Answer
a. $\frac{1}{8} $
b. $\infty$
c. $\infty $
d. $0$
e. Does not exist.
Work Step by Step
a. We have $x\to2^+, x\ne2$ and $\lim_{x\to2^+}\frac{x^2-3x^2+2}{x^3-4x}=\lim_{x\to2^+}\frac{(x-1)(x-2)}{x(x+2)(x-2)}=\lim_{x\to2^+}\frac{x-1}{x(x+2)}=\frac{2-1}{2(2+2)}=\frac{1}{8} $
b. We have $x\to-2^+, x+2\gt0$ and $\lim_{x\to-2^+}\frac{x^2-3x^2+2}{x^3-4x}=\lim_{x\to-2^+}\frac{(x-1)(x-2)}{x(x+2)(x-2)}=\lim_{x\to-2^+}\frac{1}{x+2}\frac{x-1}{x}=\lim_{x\to-2^+}\frac{1}{x+2}\frac{-2-1}{-2}=\infty$
c. We have $x\to0^-, x\lt0$ and $\lim_{x\to0^-}\frac{x^2-3x^2+2}{x^3-4x}=\lim_{x\to0^-}\frac{1}{x}\frac{x-1}{x+2}=\lim_{x\to0^-}\frac{1}{x}\frac{0-1}{0+2}=\infty $
d. We have $x\to1^+, x-1\gt0$ and $\lim_{x\to1^+}\frac{x^2-3x^2+2}{x^3-4x}=\lim_{x\to1^+}\frac{x-1}{x(x+2)}=\frac{1-1}{1(1+2)}=0$
e.

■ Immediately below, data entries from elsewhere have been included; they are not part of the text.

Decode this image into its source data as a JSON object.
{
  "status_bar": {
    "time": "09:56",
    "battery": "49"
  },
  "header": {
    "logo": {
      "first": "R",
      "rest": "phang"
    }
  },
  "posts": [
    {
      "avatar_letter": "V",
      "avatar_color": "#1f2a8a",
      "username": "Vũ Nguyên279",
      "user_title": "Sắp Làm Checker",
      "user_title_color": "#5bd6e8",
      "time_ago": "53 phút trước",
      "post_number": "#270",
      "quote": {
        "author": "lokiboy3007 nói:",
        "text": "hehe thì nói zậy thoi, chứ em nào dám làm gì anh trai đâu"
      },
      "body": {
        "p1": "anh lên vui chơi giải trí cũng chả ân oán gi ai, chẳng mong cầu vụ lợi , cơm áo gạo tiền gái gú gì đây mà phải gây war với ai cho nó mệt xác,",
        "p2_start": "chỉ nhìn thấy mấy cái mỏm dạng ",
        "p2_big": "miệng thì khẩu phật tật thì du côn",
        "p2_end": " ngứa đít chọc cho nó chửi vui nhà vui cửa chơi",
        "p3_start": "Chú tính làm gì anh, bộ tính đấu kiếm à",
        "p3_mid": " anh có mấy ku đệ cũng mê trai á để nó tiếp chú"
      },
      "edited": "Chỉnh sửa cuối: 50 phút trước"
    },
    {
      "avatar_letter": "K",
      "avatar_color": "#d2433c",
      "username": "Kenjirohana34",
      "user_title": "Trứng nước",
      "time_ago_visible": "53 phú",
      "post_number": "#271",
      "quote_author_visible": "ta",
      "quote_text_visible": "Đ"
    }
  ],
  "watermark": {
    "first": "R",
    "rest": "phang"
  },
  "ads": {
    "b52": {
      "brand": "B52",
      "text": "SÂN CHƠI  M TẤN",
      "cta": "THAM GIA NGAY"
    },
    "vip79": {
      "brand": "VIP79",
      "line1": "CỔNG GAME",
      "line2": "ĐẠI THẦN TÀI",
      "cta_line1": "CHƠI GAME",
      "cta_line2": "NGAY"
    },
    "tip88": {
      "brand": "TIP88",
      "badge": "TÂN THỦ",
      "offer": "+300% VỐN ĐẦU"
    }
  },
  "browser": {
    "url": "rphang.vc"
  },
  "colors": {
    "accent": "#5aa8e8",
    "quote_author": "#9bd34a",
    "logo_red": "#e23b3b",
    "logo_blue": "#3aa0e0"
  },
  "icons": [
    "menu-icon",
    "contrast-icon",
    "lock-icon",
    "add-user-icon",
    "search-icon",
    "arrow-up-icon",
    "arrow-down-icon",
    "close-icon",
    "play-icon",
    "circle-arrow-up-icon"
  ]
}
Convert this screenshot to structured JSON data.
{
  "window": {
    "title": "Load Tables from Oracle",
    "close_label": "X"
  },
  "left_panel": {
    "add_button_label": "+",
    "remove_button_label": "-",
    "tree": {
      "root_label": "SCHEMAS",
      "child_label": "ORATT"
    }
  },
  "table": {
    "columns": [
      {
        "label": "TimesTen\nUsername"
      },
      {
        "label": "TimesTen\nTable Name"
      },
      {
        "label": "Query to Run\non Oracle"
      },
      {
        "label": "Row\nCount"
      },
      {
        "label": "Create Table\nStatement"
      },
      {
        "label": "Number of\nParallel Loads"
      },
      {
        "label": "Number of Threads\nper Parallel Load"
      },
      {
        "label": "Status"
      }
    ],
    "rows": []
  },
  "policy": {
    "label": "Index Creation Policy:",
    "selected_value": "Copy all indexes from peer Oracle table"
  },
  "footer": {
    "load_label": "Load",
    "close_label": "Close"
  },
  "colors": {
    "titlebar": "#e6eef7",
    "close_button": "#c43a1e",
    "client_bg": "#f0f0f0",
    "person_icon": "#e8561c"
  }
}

We know from part-c that $\lim_{x\to0^-}\frac{x^2-3x^2+2}{x^3-4x}=\infty $
For $x\to0^+, x\gt0$, we have $\lim_{x\to0^+}\frac{x^2-3x^2+2}{x^3-4x}=\lim_{x\to0^+}\frac{1}{x}\frac{x-1}{x+2}=\lim_{x\to0^+}\frac{1}{x}\frac{0-1}{0+2}=-\infty $. Since the left and right hand limits are not equal, the limit of the function at $x\to0$ does not exist.